Todo o homem que sabe viver e quer viver desdobra-se, multiplica-se... O automóvel, o telefone, a telegrafia sem fios, os grandes transatlânticos, o cinematógrafo, o gramofónio, o aeroplano, modificaram o organismo humano, dando-lhe a omnividência e a ubiquidade. Os seus sentidos geraram novos sentidos..."
O leitor lê e, por momentos, pensa que está perante uma reflexão contemporânea, feita neste tempo; depois, à medida que avança a leitura, começam a surgir sinais de que o tempo de produção não será este, mas um outro que nos precedeu. É um texto actual, mudássemos-lhe nós os aparelhos e as máquinas com que finaliza a citação. Pois é: são os parágrafos iniciais do texto "O Futurismo", assinado por Bettencourt Rebelo, composição que se debruça sobre a "vida de hoje", o "homem dominador" e outras questões da época - um "hoje" que diz respeito a 1917, ano em que foi publicado o primeiro e único número de Portugal Futurista, revista dirigida por Carlos Filipe Porfírio, que teve assinaturas de Almada Negreiros, de Guillaume Appolinaire, de Mário de Sá-Carneiro, de Fernando Pessoa, de Blaise Cendrars e outros e desenhos de Santa-Rita Pintor e de Amadeo de Sousa Cardoso. Uma revista que, apesar de ser número único, ficou na história da literatura e da cultura portuguesas, em 42 páginas que constituíram uma pedrada no charco e que mereceram a apreensão das autoridades.
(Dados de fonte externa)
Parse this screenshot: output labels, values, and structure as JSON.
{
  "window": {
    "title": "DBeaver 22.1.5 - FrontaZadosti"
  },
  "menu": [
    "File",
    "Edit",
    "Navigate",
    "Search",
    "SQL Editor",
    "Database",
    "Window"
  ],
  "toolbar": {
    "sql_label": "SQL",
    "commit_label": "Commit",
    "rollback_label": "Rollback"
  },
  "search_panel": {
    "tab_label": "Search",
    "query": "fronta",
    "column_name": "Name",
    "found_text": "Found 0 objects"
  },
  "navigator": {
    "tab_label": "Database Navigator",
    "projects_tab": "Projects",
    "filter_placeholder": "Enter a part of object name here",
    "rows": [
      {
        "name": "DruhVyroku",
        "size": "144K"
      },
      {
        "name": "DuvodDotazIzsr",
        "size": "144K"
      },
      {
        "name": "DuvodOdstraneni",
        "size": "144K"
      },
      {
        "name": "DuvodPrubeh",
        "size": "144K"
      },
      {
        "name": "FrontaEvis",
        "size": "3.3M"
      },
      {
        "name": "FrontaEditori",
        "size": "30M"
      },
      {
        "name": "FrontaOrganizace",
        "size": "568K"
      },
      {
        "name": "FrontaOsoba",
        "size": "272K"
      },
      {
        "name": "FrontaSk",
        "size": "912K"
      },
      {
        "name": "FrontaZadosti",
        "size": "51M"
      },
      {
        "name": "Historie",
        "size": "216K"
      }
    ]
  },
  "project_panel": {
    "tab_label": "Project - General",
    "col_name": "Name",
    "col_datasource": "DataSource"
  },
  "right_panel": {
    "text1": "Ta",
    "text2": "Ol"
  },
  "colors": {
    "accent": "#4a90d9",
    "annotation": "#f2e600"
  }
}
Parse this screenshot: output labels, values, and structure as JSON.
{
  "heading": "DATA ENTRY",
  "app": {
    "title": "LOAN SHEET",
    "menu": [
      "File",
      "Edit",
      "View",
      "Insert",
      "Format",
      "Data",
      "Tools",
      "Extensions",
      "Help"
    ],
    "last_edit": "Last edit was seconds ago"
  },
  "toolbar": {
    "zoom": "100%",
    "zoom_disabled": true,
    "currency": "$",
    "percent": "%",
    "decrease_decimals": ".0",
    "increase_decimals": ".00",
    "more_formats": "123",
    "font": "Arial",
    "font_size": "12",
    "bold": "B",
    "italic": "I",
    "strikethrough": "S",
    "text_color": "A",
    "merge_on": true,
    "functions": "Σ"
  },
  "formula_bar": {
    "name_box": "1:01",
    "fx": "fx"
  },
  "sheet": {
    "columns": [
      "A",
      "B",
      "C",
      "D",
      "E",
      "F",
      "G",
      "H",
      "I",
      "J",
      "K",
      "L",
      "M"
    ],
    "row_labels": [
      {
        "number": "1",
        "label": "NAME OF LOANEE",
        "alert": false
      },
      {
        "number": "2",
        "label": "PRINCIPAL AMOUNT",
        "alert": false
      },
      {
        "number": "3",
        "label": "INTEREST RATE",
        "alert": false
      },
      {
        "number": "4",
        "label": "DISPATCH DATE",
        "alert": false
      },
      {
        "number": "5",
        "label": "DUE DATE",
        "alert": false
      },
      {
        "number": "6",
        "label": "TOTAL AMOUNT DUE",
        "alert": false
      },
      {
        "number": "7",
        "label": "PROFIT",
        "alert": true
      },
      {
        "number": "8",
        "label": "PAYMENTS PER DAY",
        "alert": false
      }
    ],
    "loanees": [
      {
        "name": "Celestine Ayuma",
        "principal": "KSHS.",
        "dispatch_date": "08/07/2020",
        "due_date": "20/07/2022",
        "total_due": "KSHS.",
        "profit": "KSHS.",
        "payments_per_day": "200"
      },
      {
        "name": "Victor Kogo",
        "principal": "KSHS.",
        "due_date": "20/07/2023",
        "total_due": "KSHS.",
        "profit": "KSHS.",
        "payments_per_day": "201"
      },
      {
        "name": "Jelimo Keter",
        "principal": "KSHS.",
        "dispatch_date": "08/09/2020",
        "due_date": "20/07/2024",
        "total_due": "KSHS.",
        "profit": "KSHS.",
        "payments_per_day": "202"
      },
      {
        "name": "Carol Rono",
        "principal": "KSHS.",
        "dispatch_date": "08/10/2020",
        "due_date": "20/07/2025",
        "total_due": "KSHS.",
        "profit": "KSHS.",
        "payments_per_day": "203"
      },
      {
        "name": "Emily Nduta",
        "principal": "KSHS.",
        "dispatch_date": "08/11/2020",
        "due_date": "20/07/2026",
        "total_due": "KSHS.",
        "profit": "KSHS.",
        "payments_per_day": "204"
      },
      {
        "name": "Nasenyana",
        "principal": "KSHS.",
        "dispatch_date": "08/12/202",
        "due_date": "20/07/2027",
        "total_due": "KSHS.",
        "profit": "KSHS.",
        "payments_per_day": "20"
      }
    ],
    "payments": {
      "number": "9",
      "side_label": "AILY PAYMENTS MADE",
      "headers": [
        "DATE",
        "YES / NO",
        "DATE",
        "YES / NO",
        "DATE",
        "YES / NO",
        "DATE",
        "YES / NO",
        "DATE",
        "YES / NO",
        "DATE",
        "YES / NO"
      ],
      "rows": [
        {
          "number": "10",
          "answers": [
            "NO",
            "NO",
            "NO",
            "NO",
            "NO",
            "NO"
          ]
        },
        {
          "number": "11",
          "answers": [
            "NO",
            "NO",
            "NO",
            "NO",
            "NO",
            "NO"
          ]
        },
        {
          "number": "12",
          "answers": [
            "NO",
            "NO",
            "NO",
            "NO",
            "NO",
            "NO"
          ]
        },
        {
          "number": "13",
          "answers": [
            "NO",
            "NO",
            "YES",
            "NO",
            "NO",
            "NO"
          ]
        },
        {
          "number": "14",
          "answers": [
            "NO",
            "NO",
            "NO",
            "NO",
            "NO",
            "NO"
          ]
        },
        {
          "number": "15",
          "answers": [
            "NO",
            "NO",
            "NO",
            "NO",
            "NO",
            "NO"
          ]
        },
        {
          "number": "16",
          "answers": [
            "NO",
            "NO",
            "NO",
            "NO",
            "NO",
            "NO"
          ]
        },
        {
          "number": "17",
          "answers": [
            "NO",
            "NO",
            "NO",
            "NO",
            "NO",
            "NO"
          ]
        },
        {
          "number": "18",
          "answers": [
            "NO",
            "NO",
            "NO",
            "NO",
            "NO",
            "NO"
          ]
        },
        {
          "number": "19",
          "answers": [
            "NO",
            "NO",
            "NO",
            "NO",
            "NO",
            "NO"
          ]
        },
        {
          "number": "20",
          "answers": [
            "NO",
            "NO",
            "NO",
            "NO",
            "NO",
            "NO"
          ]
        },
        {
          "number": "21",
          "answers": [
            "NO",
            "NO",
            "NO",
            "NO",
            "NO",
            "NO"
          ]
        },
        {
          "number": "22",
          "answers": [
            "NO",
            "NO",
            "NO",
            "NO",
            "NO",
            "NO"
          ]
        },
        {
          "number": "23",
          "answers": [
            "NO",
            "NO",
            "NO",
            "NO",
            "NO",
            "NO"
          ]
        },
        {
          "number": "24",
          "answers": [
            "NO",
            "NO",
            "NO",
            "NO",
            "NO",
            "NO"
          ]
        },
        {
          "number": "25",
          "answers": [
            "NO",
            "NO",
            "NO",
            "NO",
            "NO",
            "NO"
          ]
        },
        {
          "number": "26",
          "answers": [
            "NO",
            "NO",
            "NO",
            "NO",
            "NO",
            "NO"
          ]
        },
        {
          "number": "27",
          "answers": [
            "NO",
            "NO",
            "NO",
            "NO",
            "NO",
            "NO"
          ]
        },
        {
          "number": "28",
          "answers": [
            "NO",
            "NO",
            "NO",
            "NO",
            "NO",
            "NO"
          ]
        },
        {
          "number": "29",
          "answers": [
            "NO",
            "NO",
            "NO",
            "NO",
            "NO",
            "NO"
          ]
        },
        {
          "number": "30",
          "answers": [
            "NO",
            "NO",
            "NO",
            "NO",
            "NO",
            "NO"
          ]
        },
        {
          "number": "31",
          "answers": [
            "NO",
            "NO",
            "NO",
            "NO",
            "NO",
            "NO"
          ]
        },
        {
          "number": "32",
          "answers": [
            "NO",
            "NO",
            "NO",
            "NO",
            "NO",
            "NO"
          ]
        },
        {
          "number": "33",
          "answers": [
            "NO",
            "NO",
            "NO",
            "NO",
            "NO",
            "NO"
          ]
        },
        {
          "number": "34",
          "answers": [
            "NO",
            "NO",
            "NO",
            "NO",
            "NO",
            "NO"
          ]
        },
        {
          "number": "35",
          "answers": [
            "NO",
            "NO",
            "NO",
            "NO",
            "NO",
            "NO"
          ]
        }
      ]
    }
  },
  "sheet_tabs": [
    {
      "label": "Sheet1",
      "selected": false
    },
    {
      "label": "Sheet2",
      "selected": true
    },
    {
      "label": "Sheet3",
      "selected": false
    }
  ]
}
Está-se na celebração do seu centenário e o Público, em associação com a editora A Bela e o Monstro, fez sair hoje uma edição facsimilada da revista, uma obra a ler/ver e a guardar. As justificações podem ser muitas e abranger várias áreas do saber - Nuno Júdice, no Público de ontem, escreveu uma página sobre a história da revista, suficientemente esclarecedora e apelativa quanto ao interesse. Mas, para quem queira saber mais, pode-se recomendar, também de Nuno Júdice e de Teolinda Gersão, os textos introdutórios à edição facsimilada desta mesma revista, saída em 1981 (Lisboa: Contexto Editora). Se já não conseguir a edição saída em 1981, aproveite, pelo menos, a que veio com o Público de hoje...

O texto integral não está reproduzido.